Ein Synthesizer klagt in den Nachthimmel. Eine E-Gitarre greift die Melodie auf. Das Schlagzeug setzt
ein. Alhaji Waziri Oshomah beginnt seine Predigt vor einer tanzenden Menge. In seinen Texten warnt er vor dem Laster der Eifersucht, das Bluthochdruck verursacht und
sogar tödlich sein kann, doch die Gemeinde ist hier, um zu feiern. Wir befinden uns in einem kleinen Teil des Bundesstaates Edo im Süden Nigerias namens Afenmailand, der dafür
bekannt ist, eine harmonische Region zu sein, in der Muslime und Christen gemeinsam leben und tanzen. Es herrscht eine Atmosphäre der Freude, der Aufregung und des Vergnügens, denn wenn man
Waziri auftreten sieht, fühlt man sich mit Leib und Seele angesprochen.
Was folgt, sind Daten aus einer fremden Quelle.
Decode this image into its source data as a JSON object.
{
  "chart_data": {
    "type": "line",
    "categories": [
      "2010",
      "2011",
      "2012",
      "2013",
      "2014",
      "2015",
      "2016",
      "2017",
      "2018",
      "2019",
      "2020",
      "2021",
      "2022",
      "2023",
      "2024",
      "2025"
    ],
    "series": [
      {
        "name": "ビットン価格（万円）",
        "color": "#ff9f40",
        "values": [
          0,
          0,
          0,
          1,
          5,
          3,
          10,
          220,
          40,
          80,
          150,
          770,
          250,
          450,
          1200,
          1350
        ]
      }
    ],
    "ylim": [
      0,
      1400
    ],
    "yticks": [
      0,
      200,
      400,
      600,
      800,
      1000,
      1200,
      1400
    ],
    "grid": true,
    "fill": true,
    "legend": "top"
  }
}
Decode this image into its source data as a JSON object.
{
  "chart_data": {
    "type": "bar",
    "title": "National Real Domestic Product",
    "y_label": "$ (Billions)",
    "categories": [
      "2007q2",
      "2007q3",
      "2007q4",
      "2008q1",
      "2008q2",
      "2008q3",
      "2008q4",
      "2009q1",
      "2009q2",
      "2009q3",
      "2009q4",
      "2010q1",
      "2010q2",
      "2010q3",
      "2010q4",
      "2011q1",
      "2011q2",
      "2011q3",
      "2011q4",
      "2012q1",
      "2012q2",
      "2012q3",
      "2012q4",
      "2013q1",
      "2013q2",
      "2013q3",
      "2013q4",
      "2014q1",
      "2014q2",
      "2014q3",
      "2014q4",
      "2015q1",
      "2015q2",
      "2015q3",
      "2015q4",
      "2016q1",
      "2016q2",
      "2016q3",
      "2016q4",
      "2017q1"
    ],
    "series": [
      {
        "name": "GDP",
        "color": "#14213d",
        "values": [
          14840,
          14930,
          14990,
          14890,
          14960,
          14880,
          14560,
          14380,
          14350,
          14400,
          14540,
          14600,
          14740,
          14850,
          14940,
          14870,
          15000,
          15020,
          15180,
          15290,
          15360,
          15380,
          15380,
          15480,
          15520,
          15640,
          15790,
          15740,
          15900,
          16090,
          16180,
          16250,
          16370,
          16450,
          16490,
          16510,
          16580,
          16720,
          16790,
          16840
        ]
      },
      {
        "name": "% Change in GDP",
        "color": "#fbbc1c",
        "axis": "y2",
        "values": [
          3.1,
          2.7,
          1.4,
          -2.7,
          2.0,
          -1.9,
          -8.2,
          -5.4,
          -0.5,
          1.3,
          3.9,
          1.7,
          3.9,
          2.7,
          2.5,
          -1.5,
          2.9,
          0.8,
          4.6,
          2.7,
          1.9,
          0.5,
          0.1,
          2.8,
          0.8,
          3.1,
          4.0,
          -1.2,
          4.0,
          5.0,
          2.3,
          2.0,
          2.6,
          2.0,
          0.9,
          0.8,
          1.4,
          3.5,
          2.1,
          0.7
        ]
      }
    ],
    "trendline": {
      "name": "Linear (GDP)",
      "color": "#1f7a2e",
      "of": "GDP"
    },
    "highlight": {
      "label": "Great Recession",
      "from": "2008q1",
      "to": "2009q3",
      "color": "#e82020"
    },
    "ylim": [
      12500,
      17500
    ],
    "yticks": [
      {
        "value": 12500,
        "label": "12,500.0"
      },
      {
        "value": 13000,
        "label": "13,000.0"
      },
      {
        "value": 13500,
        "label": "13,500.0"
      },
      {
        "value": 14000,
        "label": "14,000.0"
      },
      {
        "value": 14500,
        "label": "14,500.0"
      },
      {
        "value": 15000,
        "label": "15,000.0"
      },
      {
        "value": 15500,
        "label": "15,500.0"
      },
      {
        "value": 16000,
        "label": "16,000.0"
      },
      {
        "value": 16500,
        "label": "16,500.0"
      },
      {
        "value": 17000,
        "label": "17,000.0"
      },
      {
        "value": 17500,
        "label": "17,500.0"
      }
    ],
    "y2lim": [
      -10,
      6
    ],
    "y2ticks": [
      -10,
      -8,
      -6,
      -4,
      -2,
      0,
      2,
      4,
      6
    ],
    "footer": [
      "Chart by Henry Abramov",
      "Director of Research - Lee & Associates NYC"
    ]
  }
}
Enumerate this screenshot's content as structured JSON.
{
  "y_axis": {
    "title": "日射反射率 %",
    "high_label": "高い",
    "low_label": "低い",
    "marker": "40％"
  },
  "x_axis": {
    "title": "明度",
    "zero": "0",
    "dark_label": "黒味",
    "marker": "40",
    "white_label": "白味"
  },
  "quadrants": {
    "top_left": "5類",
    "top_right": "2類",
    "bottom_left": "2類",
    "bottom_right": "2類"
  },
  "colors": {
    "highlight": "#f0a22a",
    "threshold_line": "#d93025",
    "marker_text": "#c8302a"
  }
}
Alhaji Waziri Oshomah ist ein gläubiger Muslim und eine tragende Kraft in seiner Gemeinde. Er macht eine einzigartige Art von Tanzmusik, die mit lokalen Folk-Stilen, pan-nigerianischem Highlife
und westlichem Pop verschmilzt und so einen einzigartigen Sound kreiert, der das Ethos des Miteinanders in Afenmailand verkörpert. Seine Texte sind nachdenklich und philosophisch - sie greifen
auf jüdisch-christliche und überlieferte Bilder zurück, um von Frömmigkeit und Ehrfurcht zu sprechen, und vermitteln islamische Werte wie Demut und Bescheidenheit auf eine Art und Weise, die
jeder, unabhängig von seinem Glauben oder seiner Religion, verstehen kann.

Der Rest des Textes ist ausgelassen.